Apart from wiping the floor every other day, he engaged in no other regular activity. He only left his room to eat, drink and to go to the bathroom. He stayed in his room all day without communicating with anyone. He read the novels from his suitcase, one after another. There were no curtains, so the sun shone directly into the room, illuminating the dust motes that floated in the air; the sun shone on his feet, then his abdomen and chest, then his face and into his eyes. He moved his chair around the room to avoid it.

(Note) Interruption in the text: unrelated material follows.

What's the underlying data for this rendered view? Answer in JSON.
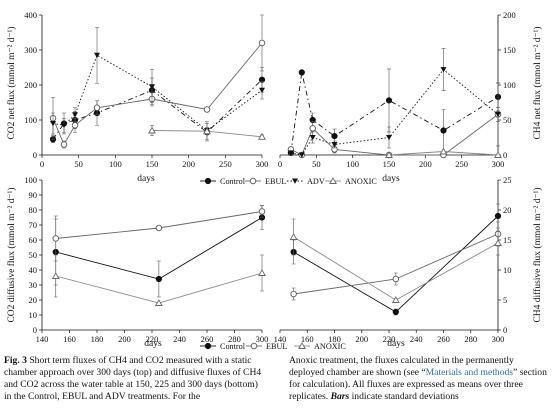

On the balcony ledge were pots of herbs that Mrs. Nesmeyanova had planted in the spring. When he moved in Mrs. Nesmeyanova stopped taking care of them, so he watered them from time to time and when winter came, he moved the plants into his room to prevent them from freezing. When Mrs. Nesmeyanova found out that he was looking after her plants, she gave him a bouquet of dried lavender as a token of her appreciation. Taken by surprise, he hesitated for a moment before accepting the lavender, discovering as he did so that Mrs. Nesmeyanova had delicate hands. As he thanked her, he noticed that Mrs. Nesmeyanova’s facial muscles, normally so tense, seemed relax a little.

He stroked the bouquet of dried lavender, releasing a heavy scent into the air. The room seemed to brighten up. He left half of the bouquet on the windowsill and tucked the other half into his suitcase.